А Яков читал газеты, слушал радио, возвышавшееся у него на столе среди кипы бумаг, переводил с английского и иврита официальные документы, которые приносила все та же неугомонная Лена. Иногда нужно было вспоминать и немецкий. Поначалу было трудно, в особенности, с ивритом, который лишь начал осваивать. Но прирожденная хватка лингвиста помогала, и с каждым днем Яков продвигался вперед. От него требовалось быть в курсе любого мало мальски значимого события на пространстве от Каира до Дамаска и каждую неделю составлять для Генриха короткий, на три странички, но предельно насыщенный рапорт, где сводились воедино все факты и давался анализ ситуации. Яков работал за целый отдел, и не догадывался об этом. Он уставал, но это была приятная усталость, ведь он делал свою работу, и делал ее хорошо.
Из кусочков и обрывков информации, почерпнутой здесь и там. складывалась цельная картина, она постоянно менялась, и нужно было понять, в какую сторону она движется. Это было похоже на захватывающее кино. Или, может быть, на рисунки синоптиков с их пересекающимися линиям перепадов давления, напряжения, взаимодействующих, взаимоотталкивающих магнитный полей. Надвигалась буря, и он находился в самом центре ее. «Бэ айн а-сеара» — в зрачке бури.

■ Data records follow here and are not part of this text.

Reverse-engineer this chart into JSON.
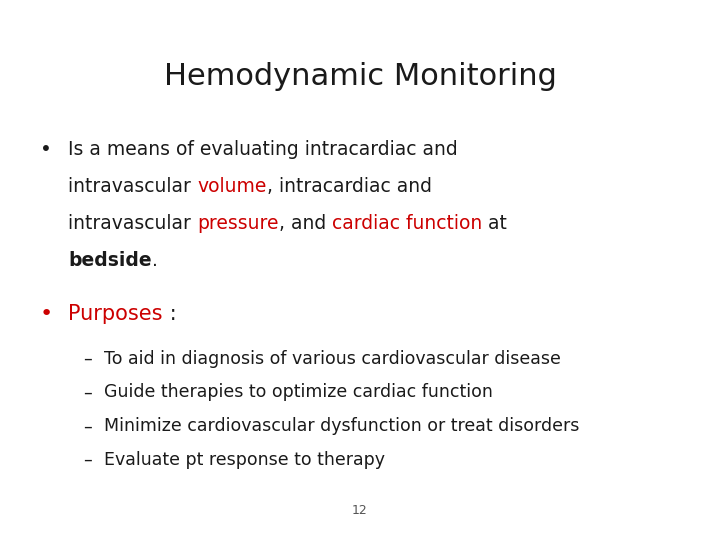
{
  "title": "Hemodynamic Monitoring",
  "background_color": "#ffffff",
  "title_fontsize": 22,
  "title_color": "#1a1a1a",
  "page_number": "12",
  "red_color": "#cc0000",
  "black_color": "#1a1a1a",
  "bullet_fontsize": 13.5,
  "bullet2_fontsize": 15,
  "sub_bullet_fontsize": 12.5,
  "line1": [
    {
      "text": "Is a means of evaluating intracardiac and",
      "color": "#1a1a1a",
      "bold": false
    }
  ],
  "line2": [
    {
      "text": "intravascular ",
      "color": "#1a1a1a",
      "bold": false
    },
    {
      "text": "volume",
      "color": "#cc0000",
      "bold": false
    },
    {
      "text": ", intracardiac and",
      "color": "#1a1a1a",
      "bold": false
    }
  ],
  "line3": [
    {
      "text": "intravascular ",
      "color": "#1a1a1a",
      "bold": false
    },
    {
      "text": "pressure",
      "color": "#cc0000",
      "bold": false
    },
    {
      "text": ", and ",
      "color": "#1a1a1a",
      "bold": false
    },
    {
      "text": "cardiac function",
      "color": "#cc0000",
      "bold": false
    },
    {
      "text": " at",
      "color": "#1a1a1a",
      "bold": false
    }
  ],
  "line4": [
    {
      "text": "bedside",
      "color": "#1a1a1a",
      "bold": true
    },
    {
      "text": ".",
      "color": "#1a1a1a",
      "bold": false
    }
  ],
  "purposes_line": [
    {
      "text": "Purposes",
      "color": "#cc0000",
      "bold": false
    },
    {
      "text": " :",
      "color": "#1a1a1a",
      "bold": false
    }
  ],
  "sub_bullets": [
    "To aid in diagnosis of various cardiovascular disease",
    "Guide therapies to optimize cardiac function",
    "Minimize cardiovascular dysfunction or treat disorders",
    "Evaluate pt response to therapy"
  ]
}
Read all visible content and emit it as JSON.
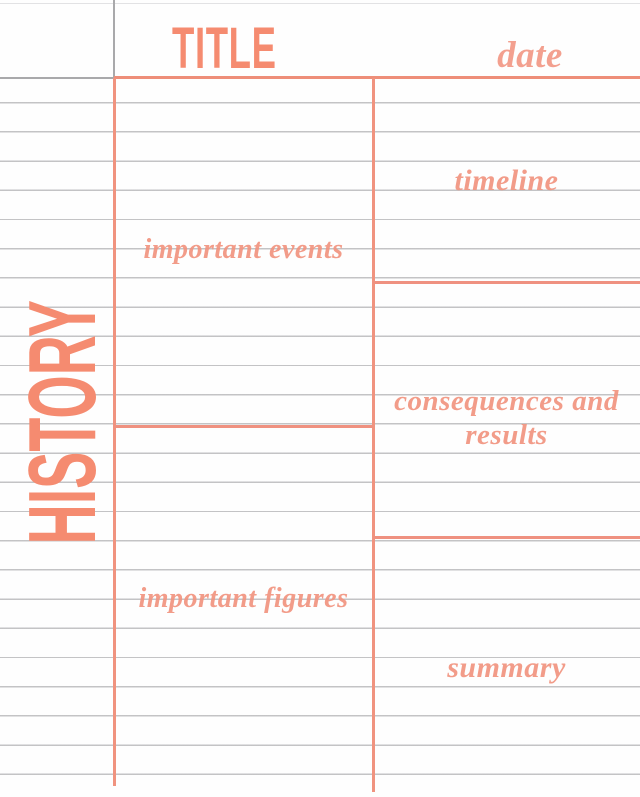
{
  "header": {
    "title": "TITLE",
    "date_label": "date"
  },
  "margin": {
    "subject_label": "HISTORY"
  },
  "sections": {
    "important_events": "important events",
    "timeline": "timeline",
    "consequences_and_results": "consequences and results",
    "important_figures": "important figures",
    "summary": "summary"
  },
  "colors": {
    "accent_text": "#f58b70",
    "accent_label": "#f29480",
    "accent_line": "#ef9180",
    "ruling_line": "#b9b9bb",
    "gray_line": "#a9a9ab",
    "background": "#fefefe"
  }
}
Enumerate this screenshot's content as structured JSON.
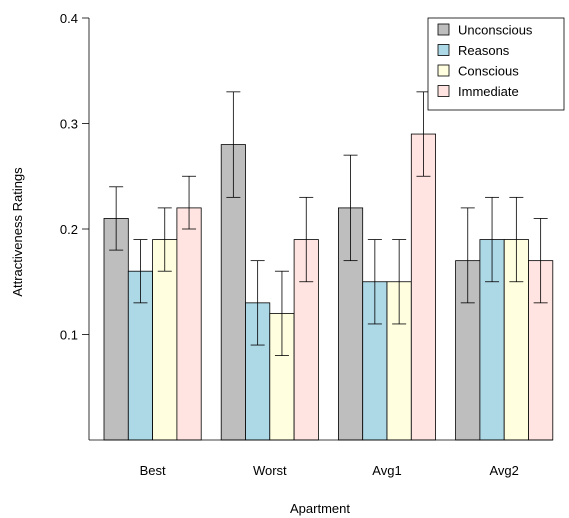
{
  "chart_data": {
    "type": "bar",
    "xlabel": "Apartment",
    "ylabel": "Attractiveness Ratings",
    "categories": [
      "Best",
      "Worst",
      "Avg1",
      "Avg2"
    ],
    "ylim": [
      0.0,
      0.4
    ],
    "yticks": [
      "0.1",
      "0.2",
      "0.3",
      "0.4"
    ],
    "legend_position": "top-right",
    "series": [
      {
        "name": "Unconscious",
        "color": "#bebebe",
        "values": [
          0.21,
          0.28,
          0.22,
          0.17
        ],
        "lower": [
          0.18,
          0.23,
          0.17,
          0.13
        ],
        "upper": [
          0.24,
          0.33,
          0.27,
          0.22
        ]
      },
      {
        "name": "Reasons",
        "color": "#add8e6",
        "values": [
          0.16,
          0.13,
          0.15,
          0.19
        ],
        "lower": [
          0.13,
          0.09,
          0.11,
          0.15
        ],
        "upper": [
          0.19,
          0.17,
          0.19,
          0.23
        ]
      },
      {
        "name": "Conscious",
        "color": "#ffffe0",
        "values": [
          0.19,
          0.12,
          0.15,
          0.19
        ],
        "lower": [
          0.16,
          0.08,
          0.11,
          0.15
        ],
        "upper": [
          0.22,
          0.16,
          0.19,
          0.23
        ]
      },
      {
        "name": "Immediate",
        "color": "#ffe4e1",
        "values": [
          0.22,
          0.19,
          0.29,
          0.17
        ],
        "lower": [
          0.2,
          0.15,
          0.25,
          0.13
        ],
        "upper": [
          0.25,
          0.23,
          0.33,
          0.21
        ]
      }
    ]
  }
}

Он возвращался домой, чаще пешком, и это тоже было хорошо после целого дня, проведенного за столом. По дороге покупал бутылку красного вина, лаваш, маслины и сыр… Иногда к этому добавлялась рыба, которую он жарил на своей прокопченной сковородке. Сердце перестало отчаянно биться в груди. Похоже, оно успокоилось, его усталое сердце, и только где-то ближе к утру сквозь неразличимую путаницу сна вдруг пробивались какие-то образы, кружили все настойчивей, становились все ярче! Он просыпался, вставал, допивал остатки чая из кружки, лежал, положив руку на грудь, глядя в низкий потолок, пока снова не проваливался в спасительную тьму.
Как-то раз в шабат, выйдя на пустую Агриппас, он вдруг заметил ту женщину. Она шла впереди по противоположной стороне улицы… На ней было синее шелковое платье с крупными розовыми цветами, на голове — шляпка. И сумочка была перекинута через руку — лаковая черная сумочка, выглядевшая так неуместно среди закрытых лавок, где ветер подхватывал на лету и влачил по тротуару рыночный сор. И он вдруг снова, как тогда, почувствовал жалость и нежность, и это было так неожиданно, будто зазвучала забытая мелодия, а женщина шла, и уходила все дальше, и, наверно, нужно было догнать ее!.. Скрылась за углом.
— Разрешите подсесть?
Марк поднял голову — он и не заметил, как задремал. Перед ним стоял отец Никодим все в той же черной рясе, с крестом на груди.